Wait, are you saying one FreeBSD box works (same hw) and the other doesn't? Does ubuntu get IPMI on the exact same box (a live cd or something should be good to check).

Here's someone with a PowerEdge 1850 (not sure if that's newer or older) with IPMI working. I get the feeling IPMI might *need* an IP assigned to work (I understand the post below is about *remote* IPMI, but it's worth a shot)
http://www.itedit.com/blog/?p=10


----------



## JSeymour (Nov 5, 2012)

m6tt said:
			
		

> Wait, are you saying one FreeBSD box works (same hw) and the other doesn't?


Close.  I have one FBSD box and two Ubuntu boxen (10.04 LTS and 12.04 LTS).  All three boxen are _identical_ hardware, save the FBSD box is RAID 1 with a hot spare and the other two are 3-disk RAID 5.  IPMI worked "right out of the box" on the two Ubuntu systems.  It does not work on the FBSD system.



			
				m6tt said:
			
		

> Does ubuntu get IPMI on the exact same box (a live cd or something should be good to check).


Since it's identical hardware it's hard to believe it would not.  Not practical to test, being as it's a production corporate firewall.



			
				m6tt said:
			
		

> Here's someone with a PowerEdge 1850 (not sure if that's newer or older) with IPMI working.
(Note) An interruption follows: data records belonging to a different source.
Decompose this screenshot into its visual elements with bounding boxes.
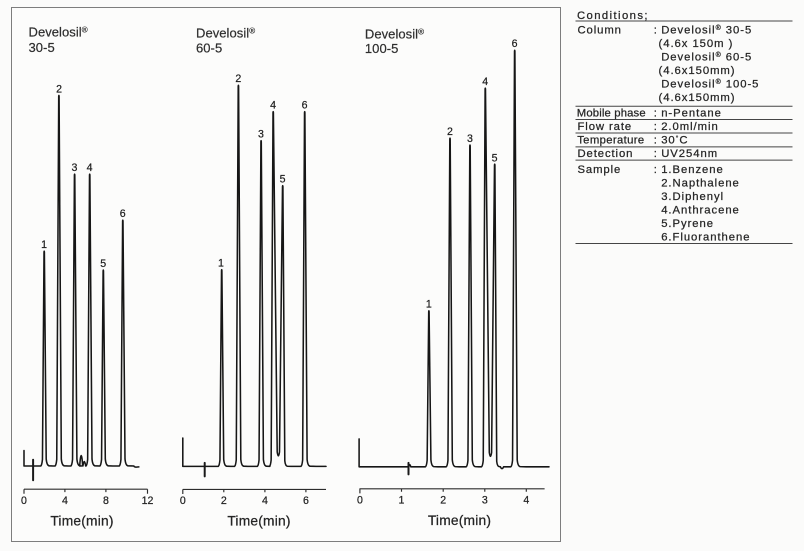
svg-text:Time(min): Time(min) bbox=[428, 513, 491, 528]
svg-text:Conditions;: Conditions; bbox=[577, 10, 649, 22]
svg-text:Sample: Sample bbox=[578, 164, 622, 176]
svg-text:Develosil® 100-5: Develosil® 100-5 bbox=[661, 78, 759, 91]
svg-text:2.Napthalene: 2.Napthalene bbox=[661, 177, 740, 189]
svg-text:1: 1 bbox=[426, 299, 432, 311]
svg-text:4.Anthracene: 4.Anthracene bbox=[661, 204, 740, 216]
svg-text:30°C: 30°C bbox=[661, 134, 688, 146]
svg-text:1: 1 bbox=[41, 239, 47, 251]
svg-text:2: 2 bbox=[440, 495, 446, 507]
svg-text:2.0ml/min: 2.0ml/min bbox=[661, 121, 719, 133]
svg-text:0: 0 bbox=[180, 495, 186, 507]
svg-text:5: 5 bbox=[100, 258, 106, 270]
svg-text:4: 4 bbox=[87, 162, 93, 174]
svg-text:1.Benzene: 1.Benzene bbox=[661, 164, 724, 176]
svg-text:6.Fluoranthene: 6.Fluoranthene bbox=[661, 231, 750, 243]
svg-text:60-5: 60-5 bbox=[196, 40, 222, 55]
svg-text:(4.6x150mm): (4.6x150mm) bbox=[659, 65, 736, 77]
svg-text:30-5: 30-5 bbox=[29, 40, 55, 55]
svg-text:3: 3 bbox=[72, 162, 78, 174]
svg-text::: : bbox=[654, 164, 658, 176]
svg-text:2: 2 bbox=[221, 495, 227, 507]
svg-text:0: 0 bbox=[357, 495, 363, 507]
svg-text:6: 6 bbox=[302, 100, 308, 112]
svg-text:Develosil® 60-5: Develosil® 60-5 bbox=[661, 51, 752, 64]
svg-text:Flow rate: Flow rate bbox=[578, 121, 633, 133]
svg-text:Detection: Detection bbox=[578, 148, 634, 160]
svg-text:6: 6 bbox=[512, 38, 518, 50]
svg-text:Time(min): Time(min) bbox=[50, 513, 113, 528]
svg-text:5.Pyrene: 5.Pyrene bbox=[661, 218, 714, 230]
svg-text:Temperature: Temperature bbox=[577, 134, 644, 146]
svg-text:Column: Column bbox=[578, 24, 622, 36]
svg-text::: : bbox=[654, 148, 658, 160]
svg-text:(4.6x 150m ): (4.6x 150m ) bbox=[659, 38, 734, 50]
svg-text:4: 4 bbox=[62, 495, 68, 507]
svg-text:12: 12 bbox=[142, 495, 154, 507]
svg-text:2: 2 bbox=[235, 73, 241, 85]
svg-text:3: 3 bbox=[258, 129, 264, 141]
svg-text:3.Diphenyl: 3.Diphenyl bbox=[661, 191, 724, 203]
svg-text:5: 5 bbox=[492, 152, 498, 164]
svg-text:Time(min): Time(min) bbox=[227, 513, 290, 528]
svg-text:n-Pentane: n-Pentane bbox=[661, 107, 722, 119]
svg-text::: : bbox=[654, 134, 658, 146]
svg-text:6: 6 bbox=[303, 495, 309, 507]
svg-text:2: 2 bbox=[56, 83, 62, 95]
svg-text:4: 4 bbox=[270, 100, 276, 112]
svg-text:0: 0 bbox=[21, 495, 27, 507]
svg-text:Mobile phase: Mobile phase bbox=[577, 107, 646, 119]
svg-text:(4.6x150mm): (4.6x150mm) bbox=[659, 92, 736, 104]
svg-text:4: 4 bbox=[482, 76, 488, 88]
svg-text:4: 4 bbox=[523, 495, 529, 507]
svg-text:3: 3 bbox=[467, 133, 473, 145]
svg-text::: : bbox=[654, 121, 658, 133]
svg-text:3: 3 bbox=[482, 495, 488, 507]
svg-text:Develosil® 30-5: Develosil® 30-5 bbox=[661, 24, 752, 37]
svg-text::: : bbox=[654, 107, 658, 119]
svg-text:1: 1 bbox=[399, 495, 405, 507]
svg-text:UV254nm: UV254nm bbox=[661, 148, 718, 160]
svg-text:6: 6 bbox=[120, 208, 126, 220]
svg-text:Develosil®: Develosil® bbox=[29, 25, 88, 40]
svg-text:Develosil®: Develosil® bbox=[196, 25, 255, 40]
svg-text:2: 2 bbox=[447, 126, 453, 138]
svg-text:100-5: 100-5 bbox=[365, 41, 399, 56]
svg-text:5: 5 bbox=[280, 174, 286, 186]
svg-text:1: 1 bbox=[218, 258, 224, 270]
svg-text::: : bbox=[654, 24, 658, 36]
svg-text:Develosil®: Develosil® bbox=[365, 27, 424, 42]
svg-text:4: 4 bbox=[262, 495, 268, 507]
svg-text:8: 8 bbox=[103, 495, 109, 507]
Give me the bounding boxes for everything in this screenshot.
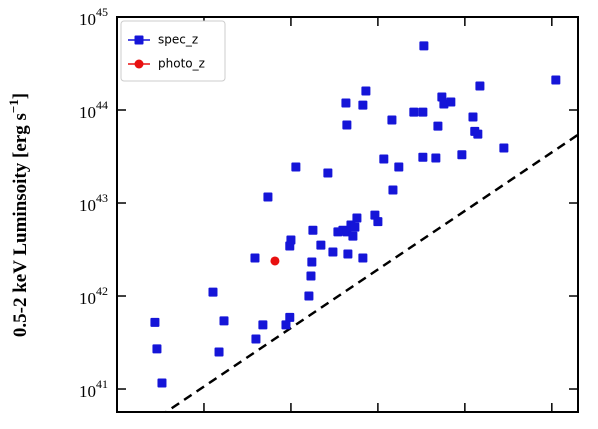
data-point xyxy=(499,143,509,153)
data-point xyxy=(316,240,326,250)
data-point xyxy=(152,344,162,354)
data-point xyxy=(214,347,224,357)
data-point xyxy=(219,316,229,326)
data-point xyxy=(308,225,318,235)
data-point xyxy=(251,334,261,344)
y-label-end: ] xyxy=(10,93,31,99)
data-point xyxy=(348,231,358,241)
data-point xyxy=(341,98,351,108)
plot-area xyxy=(150,41,578,412)
data-point xyxy=(394,162,404,172)
data-point xyxy=(258,320,268,330)
data-point xyxy=(291,162,301,172)
y-label-exponent: −1 xyxy=(6,99,21,113)
legend-marker xyxy=(134,35,144,45)
data-point xyxy=(150,317,160,327)
data-point xyxy=(250,253,260,263)
y-tick-label: 1043 xyxy=(79,191,108,215)
data-point xyxy=(358,253,368,263)
data-point xyxy=(431,153,441,163)
axes-frame xyxy=(116,16,579,413)
data-point xyxy=(419,41,429,51)
data-point xyxy=(342,120,352,130)
data-point xyxy=(468,112,478,122)
legend-box xyxy=(120,20,226,82)
y-tick-exponent: 45 xyxy=(96,5,108,19)
y-tick-label: 1042 xyxy=(79,284,108,308)
data-point xyxy=(270,256,280,266)
data-point xyxy=(418,107,428,117)
legend-marker xyxy=(134,59,144,69)
data-point xyxy=(387,115,397,125)
y-tick-exponent: 41 xyxy=(96,377,108,391)
data-point xyxy=(437,92,447,102)
data-point xyxy=(551,75,561,85)
data-point xyxy=(304,291,314,301)
data-point xyxy=(306,271,316,281)
legend-label: photo_z xyxy=(158,57,205,71)
data-point xyxy=(307,257,317,267)
data-point xyxy=(379,154,389,164)
data-point xyxy=(418,152,428,162)
data-point xyxy=(323,168,333,178)
data-point xyxy=(263,192,273,202)
legend-label: spec_z xyxy=(158,33,198,47)
data-point xyxy=(352,213,362,223)
y-tick-base: 10 xyxy=(79,10,96,29)
y-axis-label: 0.5-2 keV Luminsoity [erg s−1] xyxy=(6,93,31,337)
y-tick-exponent: 42 xyxy=(96,284,108,298)
data-point xyxy=(409,107,419,117)
data-point xyxy=(286,235,296,245)
data-point xyxy=(157,378,167,388)
y-label-text: 0.5-2 keV Luminsoity [erg s xyxy=(10,113,31,337)
data-point xyxy=(350,222,360,232)
data-point xyxy=(328,247,338,257)
data-point xyxy=(208,287,218,297)
data-point xyxy=(388,185,398,195)
y-tick-base: 10 xyxy=(79,382,96,401)
legend: spec_z photo_z xyxy=(120,20,226,82)
data-point xyxy=(358,100,368,110)
data-point xyxy=(361,86,371,96)
data-point xyxy=(285,312,295,322)
data-point xyxy=(439,99,449,109)
y-tick-label: 1045 xyxy=(79,5,108,29)
y-tick-label: 1044 xyxy=(79,98,108,122)
data-point xyxy=(433,121,443,131)
data-point xyxy=(343,249,353,259)
data-point xyxy=(457,150,467,160)
y-tick-base: 10 xyxy=(79,103,96,122)
y-tick-base: 10 xyxy=(79,289,96,308)
data-point xyxy=(473,129,483,139)
data-point xyxy=(446,97,456,107)
data-point xyxy=(475,81,485,91)
data-point xyxy=(373,217,383,227)
y-tick-label: 1041 xyxy=(79,377,108,401)
reference-line xyxy=(163,133,578,412)
y-tick-base: 10 xyxy=(79,196,96,215)
y-tick-exponent: 44 xyxy=(96,98,108,112)
data-point xyxy=(281,320,291,330)
y-tick-exponent: 43 xyxy=(96,191,108,205)
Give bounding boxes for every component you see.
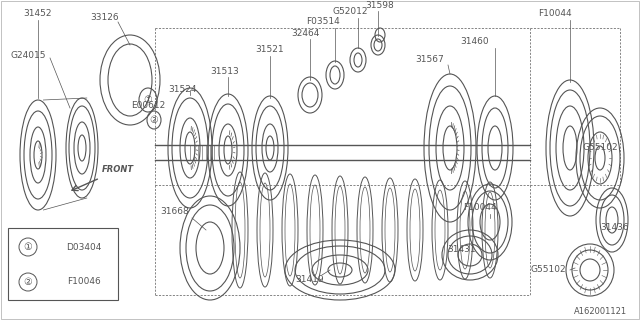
Text: 31452: 31452 — [24, 10, 52, 19]
Text: G55102: G55102 — [530, 266, 566, 275]
Text: ①: ① — [24, 242, 33, 252]
Text: 31524: 31524 — [169, 85, 197, 94]
Text: 31521: 31521 — [256, 45, 284, 54]
Text: G24015: G24015 — [10, 51, 45, 60]
Text: 31513: 31513 — [211, 68, 239, 76]
Text: F10044: F10044 — [463, 204, 497, 212]
Text: 31431: 31431 — [448, 245, 476, 254]
Text: G55102: G55102 — [582, 143, 618, 153]
Text: G52012: G52012 — [332, 7, 368, 17]
Text: 31668: 31668 — [161, 207, 189, 217]
Circle shape — [19, 238, 37, 256]
Text: 31436: 31436 — [601, 223, 629, 233]
Text: ②: ② — [150, 115, 158, 125]
Circle shape — [19, 273, 37, 291]
Text: D03404: D03404 — [67, 243, 102, 252]
Bar — [8, 228, 118, 300]
Text: 31419: 31419 — [296, 276, 324, 284]
Text: A162001121: A162001121 — [573, 308, 627, 316]
Text: 33126: 33126 — [91, 13, 119, 22]
Text: 32464: 32464 — [291, 29, 319, 38]
Text: F03514: F03514 — [306, 18, 340, 27]
Text: F10046: F10046 — [67, 277, 101, 286]
Text: 31598: 31598 — [365, 1, 394, 10]
Text: 31460: 31460 — [461, 37, 490, 46]
Text: 31567: 31567 — [415, 55, 444, 65]
Text: ①: ① — [143, 95, 152, 105]
Text: FRONT: FRONT — [102, 165, 134, 174]
Text: E00612: E00612 — [131, 100, 165, 109]
Text: F10044: F10044 — [538, 10, 572, 19]
Text: ②: ② — [24, 277, 33, 287]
I get the feeling IPMI might *need* an IP assigned to work ...


1850 is newer.  IP should only be necessary for remote use, which is not what I'm trying to do.

Regards,
Jim


----------



## JSeymour (Nov 5, 2012)

*Got It!*

Solved!  Just took tripping across just the right search terms.

Here's what I started with: IPMI and FreeBSD

And here's where I found the solution to my issue: FreeBSD Wiki IPMI page

It's now working 

Thanks, everybody, for your feedback.

Jim


----------



## m6tt (Nov 6, 2012)

Congrats!

For the record, I *do not* recommend enabling remote IPMI on a corporate firewall


----------



## JSeymour (Nov 12, 2012)

m6tt said:
			
		

> Congrats!


Thanks 



			
				m6tt said:
			
		

> For the record, I *do not* recommend enabling remote IPMI on a corporate firewall


lol!  Hadn't planned on it.  Only using it for keeping an eye on the hardware's health.

Jim


----------



## justinhaynes (Jul 16, 2020)

For posterity, JSemour's  "IPMI and FreeBSD" link is dead and can be found here:  https://web.archive.org/web/20121130043957/https://www.ish.com.au/blog/ipmi-and-freebsd

The wiki link is live.


----------